Two quick closing notes for today:
1. If you’re a big starting points fan, consider joining us for True Scrap. See this post for details of an exclusive starting points video series available with this online event.

2. If you’ve been thinking of picking up some brand new scrapping goodies, the deal of the day is a particularly good one today for stocking up on papers and embellishments at 60% off, while they last.

Scrapbooking Starting Point :: Thanks to a Stranger

scrapbook starting points
scrapbook starting points
Getting back into the swing of starting points, I thought I’d go with one of my favourite ways to get pasting: four quadrants of patterned paper on a 12×12 cardstock background. In fact, we started all the starting points fun with a similar look way back when, but there is one little difference here to change it up – and of course it looks different with every paper combination you choose.

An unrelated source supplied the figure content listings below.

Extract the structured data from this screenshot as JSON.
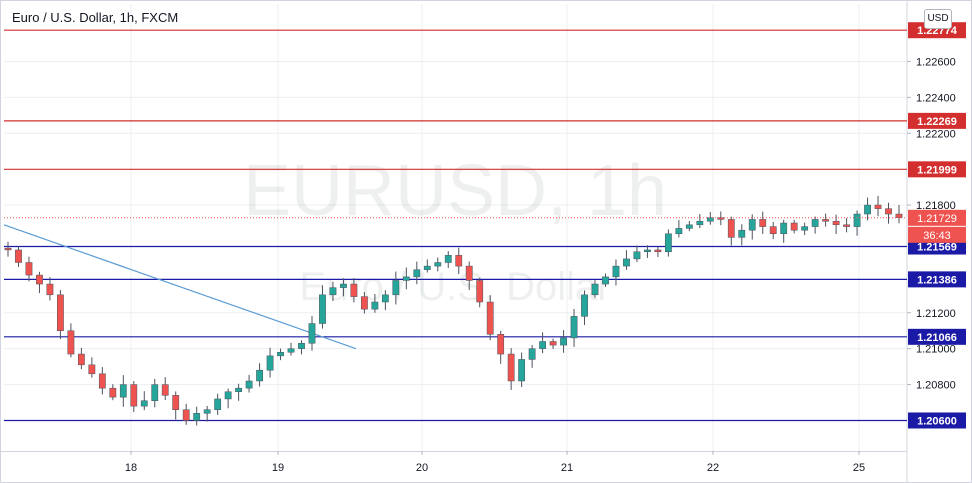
{
  "header": {
    "title": "Euro / U.S. Dollar, 1h, FXCM",
    "currency": "USD"
  },
  "watermark": {
    "symbol": "EURUSD, 1h",
    "name": "Euro / U.S. Dollar"
  },
  "countdown": "36:43",
  "colors": {
    "up": "#26a69a",
    "down": "#ef5350",
    "wick": "#4c525e",
    "resistance": "#d32f2f",
    "support": "#1a1aa6",
    "trendline": "#5b9bd5",
    "grid": "#eceff2",
    "last": "#ef5350"
  },
  "chart_data": {
    "type": "candlestick",
    "title": "Euro / U.S. Dollar, 1h, FXCM",
    "ylim": [
      1.2043,
      1.2292
    ],
    "y_ticks": [
      "1.22600",
      "1.22400",
      "1.22200",
      "1.21800",
      "1.21200",
      "1.21000",
      "1.20800"
    ],
    "x_ticks": [
      "18",
      "19",
      "20",
      "21",
      "22",
      "25"
    ],
    "resistance_levels": [
      "1.22774",
      "1.22269",
      "1.21999"
    ],
    "support_levels": [
      "1.21569",
      "1.21386",
      "1.21066",
      "1.20600"
    ],
    "last_price": "1.21729",
    "trendline": {
      "from_price": 1.2169,
      "to_price": 1.21
    },
    "close_path": [
      1.2155,
      1.2148,
      1.2141,
      1.2136,
      1.213,
      1.211,
      1.2097,
      1.2091,
      1.2086,
      1.2078,
      1.2073,
      1.208,
      1.2068,
      1.2071,
      1.208,
      1.2074,
      1.2066,
      1.206,
      1.2064,
      1.2066,
      1.2072,
      1.2076,
      1.2078,
      1.2082,
      1.2088,
      1.2096,
      1.2098,
      1.21,
      1.2103,
      1.2114,
      1.213,
      1.2134,
      1.2136,
      1.2129,
      1.2122,
      1.2126,
      1.213,
      1.2138,
      1.214,
      1.2144,
      1.2146,
      1.2148,
      1.2152,
      1.2146,
      1.2138,
      1.2126,
      1.2108,
      1.2097,
      1.2082,
      1.2094,
      1.21,
      1.2104,
      1.2102,
      1.2106,
      1.2118,
      1.213,
      1.2136,
      1.214,
      1.2146,
      1.215,
      1.2154,
      1.2155,
      1.2154,
      1.2164,
      1.2167,
      1.2169,
      1.2171,
      1.2173,
      1.2172,
      1.2162,
      1.2166,
      1.2172,
      1.2168,
      1.2164,
      1.217,
      1.2166,
      1.2168,
      1.2172,
      1.2171,
      1.2169,
      1.2168,
      1.2175,
      1.218,
      1.2178,
      1.2175,
      1.2173
    ]
  }
}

So in this case, you’ll need four squares of patterned paper about 5.75 or 5.5 inches (depending on how much frame you want around the edge) and three kinds of ribbon or trim… or do you? You could replace the three ribbons with border stickers, paper strips, punched pieces or journaling bars, perhaps!

scrapbook starting points
I used plenty of the new Dear Lizzy Neapolitan collection and some Amy Tangerine die-cuts for this page, with a funny old photo that has been in my photo files for years. Like fourteen years. All because it has some stranger’s fingerprint in the shot. It’s the only photo I have from this day and we passed the camera to some random passerby and when I developed the film (remember that experience?), this is what I found with our single photo. Well, at first I was quite annoyed but I have mellowed. Now I am far happier to have an image at all rather than to have nothing, and I figured that random stranger is now part of our story, with his fingertip immortalised in my scrapbook.

scrapbook pages
Here are four favourites from the last time we played the starting point game! Clockwise from top left, they are from Kate, Soaphousemama, Louise and Valerie.

Now it’s your turn… what will you do with four squares and three lines?


Scrapbooking Starting Point :: Special Edition

scrapbooking starting points
scrapbook page starting point
Someone glittery is helping me out with not one but two scrapbook starting points this week. She’s prepared a big mission this week, and these starting points are a little sneak of her adventures. But you won’t have to wait very long at all to see how these pages turned out.

This starting point includes a full sheet of patterned paper for the background, plus a stack of papers just slightly bigger than 4×6, with each layer a bit bigger than the last. One is punched with a notebook edger and a 2×7 strip of paper runs the other direction to all those in the stack.



scrapbook page starting point
And the second starting point has a white cardstock background, plus patterned papers by KI Memories, Doodlebug and Echo Park. The tall column is 3×12, the longest horizontal strip is about 1×11, plus a smaller strip at 1×5 and a 4×5ish box. If you’re going to scrap a 4×6 photo on this page, you might want to increase the size of the box to become a photo mat.

A little thought about these two side by side, before I can show you the finished pages: the first looks busier, but it’s entirely down to the patterned paper background as there really isn’t any more to the layers on that page than the second. But the clean white background of the second page makes it appear more minimal! Something to keep in mind if one style or the other suits your fancy perhaps.



scrapbook pages
Here are four favourites from the last starting point, which generated everything from minimal to lots of layers! Clockwise from top left, these pages are from Soaphousemama, Dapfnie, Ann and Sabbyscrap.

So… what do these two starting points say to you? Glitter Girl will show you her finished versions very soon!